I leaned closer, just enough that my lips almost brushed against his. “You’re going to have to try a little harder, Ben.”

And with that, I slid under the metal railing, turned in midair, and grabbed the ladder in free fall. Ben’s eyes went wide, but he relaxed the moment he saw me dangling from the rungs.

“I deserve that,” he said.

I pulled myself back up on the ladder until I was at eye level with him. I gave him a quick kiss. “Yes, you do.”





10




Your childe may surprise you with his or her interests. Remember that a vampire with hobbies is forty percent less likely to have a “rampage” incident.

—The Accidental Sire: How to Raise an Unplanned Vampire

Jane’s bookshop was a colorful, comfortable, quirky paradise. My inner book nerd rejoiced at the squashy purple chairs, the pretty knickknacks, the cozy smell of coffee and blood percolating behind the maple coffee bar. Crystals and silver figurines and geodes took up space along the upper shelves, displayed to catch the eye but high enough that they didn’t make the place look cluttered.

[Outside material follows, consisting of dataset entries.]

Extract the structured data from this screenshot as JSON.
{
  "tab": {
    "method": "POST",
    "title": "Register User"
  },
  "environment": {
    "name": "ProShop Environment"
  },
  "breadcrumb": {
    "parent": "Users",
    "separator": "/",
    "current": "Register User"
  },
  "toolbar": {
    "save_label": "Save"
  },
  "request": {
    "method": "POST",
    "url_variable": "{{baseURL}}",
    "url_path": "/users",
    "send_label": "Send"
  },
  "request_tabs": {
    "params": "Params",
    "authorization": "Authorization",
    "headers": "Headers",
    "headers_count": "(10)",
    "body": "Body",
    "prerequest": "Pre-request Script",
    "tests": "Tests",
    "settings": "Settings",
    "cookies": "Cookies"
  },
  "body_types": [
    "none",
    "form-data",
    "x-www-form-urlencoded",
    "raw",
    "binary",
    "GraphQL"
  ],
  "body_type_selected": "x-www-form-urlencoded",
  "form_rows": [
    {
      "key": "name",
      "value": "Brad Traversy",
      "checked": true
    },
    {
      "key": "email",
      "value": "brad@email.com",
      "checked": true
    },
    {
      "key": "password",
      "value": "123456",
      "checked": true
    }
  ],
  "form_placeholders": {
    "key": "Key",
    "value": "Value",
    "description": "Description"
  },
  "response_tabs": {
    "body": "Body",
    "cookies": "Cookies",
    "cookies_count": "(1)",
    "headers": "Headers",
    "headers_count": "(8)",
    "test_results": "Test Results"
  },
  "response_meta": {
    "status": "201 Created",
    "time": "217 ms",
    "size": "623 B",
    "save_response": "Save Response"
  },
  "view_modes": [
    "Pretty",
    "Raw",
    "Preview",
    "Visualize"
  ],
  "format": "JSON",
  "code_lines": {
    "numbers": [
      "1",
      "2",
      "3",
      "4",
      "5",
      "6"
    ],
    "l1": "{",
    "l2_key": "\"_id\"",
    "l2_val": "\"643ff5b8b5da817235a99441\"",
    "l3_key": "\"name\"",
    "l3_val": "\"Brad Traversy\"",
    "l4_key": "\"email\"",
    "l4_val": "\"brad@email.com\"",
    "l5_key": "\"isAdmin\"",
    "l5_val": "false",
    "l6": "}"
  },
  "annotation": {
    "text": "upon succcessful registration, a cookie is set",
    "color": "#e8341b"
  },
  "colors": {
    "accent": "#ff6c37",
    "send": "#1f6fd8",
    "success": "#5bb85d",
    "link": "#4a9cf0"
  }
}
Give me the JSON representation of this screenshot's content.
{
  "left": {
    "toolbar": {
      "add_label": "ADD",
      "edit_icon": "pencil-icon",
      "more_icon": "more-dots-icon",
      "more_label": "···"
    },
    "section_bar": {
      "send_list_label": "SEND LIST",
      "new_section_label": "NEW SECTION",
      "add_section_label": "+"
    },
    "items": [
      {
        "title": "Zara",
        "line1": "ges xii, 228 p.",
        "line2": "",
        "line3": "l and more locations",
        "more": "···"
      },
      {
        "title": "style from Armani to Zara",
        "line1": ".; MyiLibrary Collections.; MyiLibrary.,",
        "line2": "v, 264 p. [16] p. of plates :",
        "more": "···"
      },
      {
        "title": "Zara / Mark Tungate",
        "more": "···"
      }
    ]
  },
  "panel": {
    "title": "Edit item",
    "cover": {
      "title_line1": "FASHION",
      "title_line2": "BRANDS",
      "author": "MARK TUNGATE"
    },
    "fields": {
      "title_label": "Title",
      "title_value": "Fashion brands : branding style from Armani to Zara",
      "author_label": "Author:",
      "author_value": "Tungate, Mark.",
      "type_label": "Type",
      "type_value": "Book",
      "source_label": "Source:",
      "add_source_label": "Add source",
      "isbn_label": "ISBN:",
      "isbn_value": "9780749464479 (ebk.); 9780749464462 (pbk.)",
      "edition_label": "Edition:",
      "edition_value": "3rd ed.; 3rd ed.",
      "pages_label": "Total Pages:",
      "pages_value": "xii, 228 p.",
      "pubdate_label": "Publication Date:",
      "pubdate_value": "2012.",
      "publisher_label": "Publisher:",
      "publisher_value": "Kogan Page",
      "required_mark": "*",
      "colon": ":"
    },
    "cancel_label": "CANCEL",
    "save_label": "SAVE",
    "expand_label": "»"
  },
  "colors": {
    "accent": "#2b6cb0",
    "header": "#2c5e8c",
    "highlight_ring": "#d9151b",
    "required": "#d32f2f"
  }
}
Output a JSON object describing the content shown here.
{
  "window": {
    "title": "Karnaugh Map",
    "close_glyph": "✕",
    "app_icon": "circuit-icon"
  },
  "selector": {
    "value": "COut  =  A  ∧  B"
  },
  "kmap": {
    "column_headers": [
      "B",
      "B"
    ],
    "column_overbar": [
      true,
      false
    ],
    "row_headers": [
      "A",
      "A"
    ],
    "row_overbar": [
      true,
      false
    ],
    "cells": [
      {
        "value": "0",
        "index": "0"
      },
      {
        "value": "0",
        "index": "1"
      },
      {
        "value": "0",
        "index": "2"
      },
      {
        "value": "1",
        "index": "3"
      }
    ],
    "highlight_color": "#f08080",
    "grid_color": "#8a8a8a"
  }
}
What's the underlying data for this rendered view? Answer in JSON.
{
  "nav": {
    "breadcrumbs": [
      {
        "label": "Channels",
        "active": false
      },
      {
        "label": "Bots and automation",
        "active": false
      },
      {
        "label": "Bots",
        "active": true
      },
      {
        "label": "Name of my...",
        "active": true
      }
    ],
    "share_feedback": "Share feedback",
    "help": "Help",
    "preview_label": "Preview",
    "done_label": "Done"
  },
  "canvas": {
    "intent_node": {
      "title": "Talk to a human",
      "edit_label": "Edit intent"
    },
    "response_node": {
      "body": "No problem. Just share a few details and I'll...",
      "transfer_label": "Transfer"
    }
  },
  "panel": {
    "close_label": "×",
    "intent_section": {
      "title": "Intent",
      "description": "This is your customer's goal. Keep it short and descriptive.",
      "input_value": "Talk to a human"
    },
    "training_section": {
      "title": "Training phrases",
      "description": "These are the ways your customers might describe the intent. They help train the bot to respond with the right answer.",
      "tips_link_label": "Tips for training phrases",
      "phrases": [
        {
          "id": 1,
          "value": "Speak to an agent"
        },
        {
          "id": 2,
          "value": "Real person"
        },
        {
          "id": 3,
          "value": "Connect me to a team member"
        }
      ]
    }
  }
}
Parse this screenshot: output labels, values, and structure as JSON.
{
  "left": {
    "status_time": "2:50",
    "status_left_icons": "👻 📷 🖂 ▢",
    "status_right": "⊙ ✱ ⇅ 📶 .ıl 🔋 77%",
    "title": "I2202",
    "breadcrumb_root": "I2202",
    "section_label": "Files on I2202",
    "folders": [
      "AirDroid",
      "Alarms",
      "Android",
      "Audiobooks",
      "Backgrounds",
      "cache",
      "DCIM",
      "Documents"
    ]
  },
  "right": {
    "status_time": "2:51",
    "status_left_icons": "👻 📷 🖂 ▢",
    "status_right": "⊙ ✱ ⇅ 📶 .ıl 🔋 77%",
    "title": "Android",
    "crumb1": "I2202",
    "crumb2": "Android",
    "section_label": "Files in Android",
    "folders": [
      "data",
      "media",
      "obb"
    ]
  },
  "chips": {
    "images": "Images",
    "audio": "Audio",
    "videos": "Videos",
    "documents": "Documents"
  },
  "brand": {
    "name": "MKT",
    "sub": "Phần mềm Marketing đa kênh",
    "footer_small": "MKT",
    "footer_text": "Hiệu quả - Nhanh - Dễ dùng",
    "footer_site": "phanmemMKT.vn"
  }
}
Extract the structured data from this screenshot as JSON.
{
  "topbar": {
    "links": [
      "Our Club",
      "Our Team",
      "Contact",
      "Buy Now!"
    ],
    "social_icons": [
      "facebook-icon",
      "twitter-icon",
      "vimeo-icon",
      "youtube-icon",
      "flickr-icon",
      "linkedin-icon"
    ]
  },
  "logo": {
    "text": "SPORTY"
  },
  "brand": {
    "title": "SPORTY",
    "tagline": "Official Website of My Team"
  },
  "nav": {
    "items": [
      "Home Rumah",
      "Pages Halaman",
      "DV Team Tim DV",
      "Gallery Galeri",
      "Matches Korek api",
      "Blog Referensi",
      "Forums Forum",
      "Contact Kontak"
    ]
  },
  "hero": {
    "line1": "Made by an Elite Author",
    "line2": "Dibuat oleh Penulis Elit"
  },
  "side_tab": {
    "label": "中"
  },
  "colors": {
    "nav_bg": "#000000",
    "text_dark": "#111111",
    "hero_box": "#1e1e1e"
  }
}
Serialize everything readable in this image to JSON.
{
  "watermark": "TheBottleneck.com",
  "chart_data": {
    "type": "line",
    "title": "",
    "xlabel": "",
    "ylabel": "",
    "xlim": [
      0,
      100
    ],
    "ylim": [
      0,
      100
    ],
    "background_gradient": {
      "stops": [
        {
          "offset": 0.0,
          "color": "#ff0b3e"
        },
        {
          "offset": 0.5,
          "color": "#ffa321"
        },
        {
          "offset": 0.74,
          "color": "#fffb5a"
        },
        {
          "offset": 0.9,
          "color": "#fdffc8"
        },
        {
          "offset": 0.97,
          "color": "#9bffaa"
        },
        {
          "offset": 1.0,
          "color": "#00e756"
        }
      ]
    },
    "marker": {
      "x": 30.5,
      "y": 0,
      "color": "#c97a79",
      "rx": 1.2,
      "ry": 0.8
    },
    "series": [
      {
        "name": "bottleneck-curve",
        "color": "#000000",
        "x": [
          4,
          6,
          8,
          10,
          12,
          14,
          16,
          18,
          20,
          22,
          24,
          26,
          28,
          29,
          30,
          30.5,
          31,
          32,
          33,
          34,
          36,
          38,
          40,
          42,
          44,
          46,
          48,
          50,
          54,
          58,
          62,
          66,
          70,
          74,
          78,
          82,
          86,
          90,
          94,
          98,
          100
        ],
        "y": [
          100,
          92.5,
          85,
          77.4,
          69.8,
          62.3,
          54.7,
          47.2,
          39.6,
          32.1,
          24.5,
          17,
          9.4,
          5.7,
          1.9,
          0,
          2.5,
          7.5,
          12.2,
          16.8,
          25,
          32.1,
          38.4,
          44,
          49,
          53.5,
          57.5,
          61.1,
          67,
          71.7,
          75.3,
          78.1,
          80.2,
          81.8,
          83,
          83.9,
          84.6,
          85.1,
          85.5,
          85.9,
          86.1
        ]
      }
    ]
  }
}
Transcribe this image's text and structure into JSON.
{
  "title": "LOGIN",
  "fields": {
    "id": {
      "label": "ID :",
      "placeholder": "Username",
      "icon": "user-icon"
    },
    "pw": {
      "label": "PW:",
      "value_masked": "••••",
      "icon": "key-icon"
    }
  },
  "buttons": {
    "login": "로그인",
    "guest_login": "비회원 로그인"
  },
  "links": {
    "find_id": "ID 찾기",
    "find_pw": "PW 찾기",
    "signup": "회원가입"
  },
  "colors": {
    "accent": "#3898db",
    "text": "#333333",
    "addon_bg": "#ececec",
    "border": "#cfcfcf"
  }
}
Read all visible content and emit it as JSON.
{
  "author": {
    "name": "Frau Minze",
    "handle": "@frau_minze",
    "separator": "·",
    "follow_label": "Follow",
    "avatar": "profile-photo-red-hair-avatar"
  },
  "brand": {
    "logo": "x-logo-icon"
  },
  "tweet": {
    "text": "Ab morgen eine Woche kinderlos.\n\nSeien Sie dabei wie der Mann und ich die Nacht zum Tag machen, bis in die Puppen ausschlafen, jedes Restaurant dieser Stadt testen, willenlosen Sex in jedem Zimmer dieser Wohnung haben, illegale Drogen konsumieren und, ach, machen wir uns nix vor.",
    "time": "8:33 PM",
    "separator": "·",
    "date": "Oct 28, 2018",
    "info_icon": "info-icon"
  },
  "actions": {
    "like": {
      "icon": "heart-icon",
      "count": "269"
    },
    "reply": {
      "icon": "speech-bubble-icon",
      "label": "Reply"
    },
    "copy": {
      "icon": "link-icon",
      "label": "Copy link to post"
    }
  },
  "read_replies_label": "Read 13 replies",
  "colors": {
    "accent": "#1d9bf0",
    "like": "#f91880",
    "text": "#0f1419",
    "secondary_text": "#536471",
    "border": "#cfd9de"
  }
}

The book selection covered a little bit of everything: classic literature, graphic novels, straight-up occult studies, and a huge array of vampire self-help books. That made sense, given the number of vampires who circulated through the door.

I absolutely loved it.

It was safe for me to be there. While plenty of people would recognize Ben if he sat in the middle of Specialty Books working on his laptop, no one outside of Jane’s trust circle would recognize me. It reminded me of Pages, the little independent bookshop in my hometown where I spent a sad number of Friday nights in high school. While Ben was spending tonight working in the IT office, I’d gotten permission from Jane to take the night off so I could do a history assignment that had me stumped. Dr. Baker was a stickler for punctuality and punctuation, so my usual trick of turning in a first draft would not fly.